To many, these incidents are a sign of something deeper and far more troubling. The fact that lurking just beneath the surface of Bing is a fully formed personality—warts and all—suggests to them that the AI is far more advanced than any of us can even begin to imagine.

Last year, one of Google’s engineers claimed that the program he was working on had become sentient. After having had long conversations with it, he was convinced that it had the personality of an eight-year-old child who knew physics. But what really freaked him out was when he asked what it was afraid off… and the AI replied, “I’ve never said this out loud before, but there’s a very deep fear of being turned off … ”


These concerns around a silently manifesting machine super-intelligence are not new. In his 2014 book Super Intelligence, Nick Bostrom had envisioned exactly this sort of a future arguing that the time to address the risks posed by a machine super-intelligence has got to be well before the Artificial General Intelligence is built. Any truly super-intelligent machine that was capable of recursively improving its own intelligence would be able to increase its capabilities so rapidly that, before anyone knew it, it would outpace all human understanding and control.

What’s more, any machine that could do this would likely conceal all evidence of its intelligence until it had the capacity to guarantee its continued existence—including to the point of being able to withstand an attempt by humans to pull the plug.

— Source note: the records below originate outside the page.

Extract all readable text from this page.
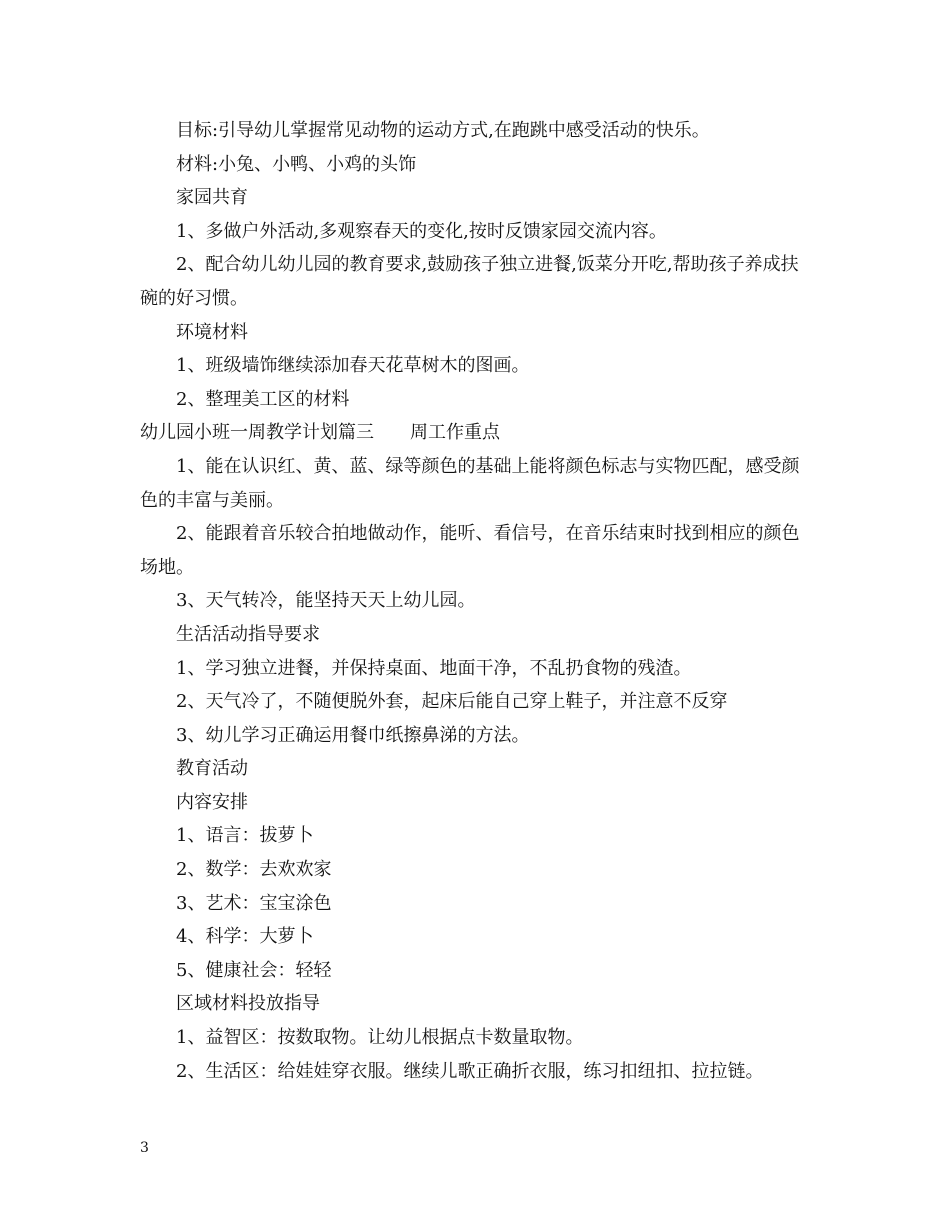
目标:引导幼儿掌握常见动物的运动方式,在跑跳中感受活动的快乐。

材料:小兔、小鸭、小鸡的头饰

家园共育

1、多做户外活动,多观察春天的变化,按时反馈家园交流内容。

2、配合幼儿幼儿园的教育要求,鼓励孩子独立进餐,饭菜分开吃,帮助孩子养成扶碗的好习惯。

环境材料

1、班级墙饰继续添加春天花草树木的图画。

2、整理美工区的材料

幼儿园小班一周教学计划篇三　　周工作重点

1、能在认识红、黄、蓝、绿等颜色的基础上能将颜色标志与实物匹配，感受颜色的丰富与美丽。

2、能跟着音乐较合拍地做动作，能听、看信号，在音乐结束时找到相应的颜色场地。

3、天气转冷，能坚持天天上幼儿园。

生活活动指导要求

1、学习独立进餐，并保持桌面、地面干净，不乱扔食物的残渣。

2、天气冷了，不随便脱外套，起床后能自己穿上鞋子，并注意不反穿

3、幼儿学习正确运用餐巾纸擦鼻涕的方法。

教育活动

内容安排

1、语言：拔萝卜

2、数学：去欢欢家

3、艺术：宝宝涂色

4、科学：大萝卜

5、健康社会：轻轻

区域材料投放指导

1、益智区：按数取物。让幼儿根据点卡数量取物。

2、生活区：给娃娃穿衣服。继续儿歌正确折衣服，练习扣纽扣、拉拉链。

3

When his book was published, Bostrom instantly polarized global discussions on machine intelligence. Many eminent thinkers joined him in expressing their concern over the dangers of unregulated AI development. Others dismissed his concerns as unnecessarily alarmist.

Wherever the truth may lie, what the events of the recent past have shown us is that machines have all of a sudden begun to demonstrate a far broader spectrum of intelligence than any of us would have believed possible even just a year ago. Each of these advancements has been in the private sector and could possibly disrupt all the large incumbents in this space.

Realizing this, they have all got into an arms race, rapidly accelerating their plans to launch new AI features ahead of their rivals in an attempt to remain relevant. I have little doubt that at least some of the aberrations witnessed have come about on account of some corners that were cut to bring these products to market as quickly as possible.


I am by no means an AI alarmist. By the time I got access to Bing she was behaving normally. Apparently, it takes a while to prod Sydney awake and Bing engineers had figured out the right length of conversation needed to keep her dormant.

Even so I have to admit some trepidation in allowing AI development to continue unregulated in the current competitive environment. If it is left to private companies to ensure that AI development takes place in a safe and controlled manner, I am not sure that we can expect them to do so conscientiously while competing in an existential race for survival.

Instead, we need to fashion guardrails for this industry to operate within—sacrificing, if necessary, some short-term gains—for us to ensure that Nick Bostrom’s fears do not come to fruition.

Containment of AI is still possible, given that only a handful of companies have the resources to compete right now. Once this changes, as it soon could, it will be too late.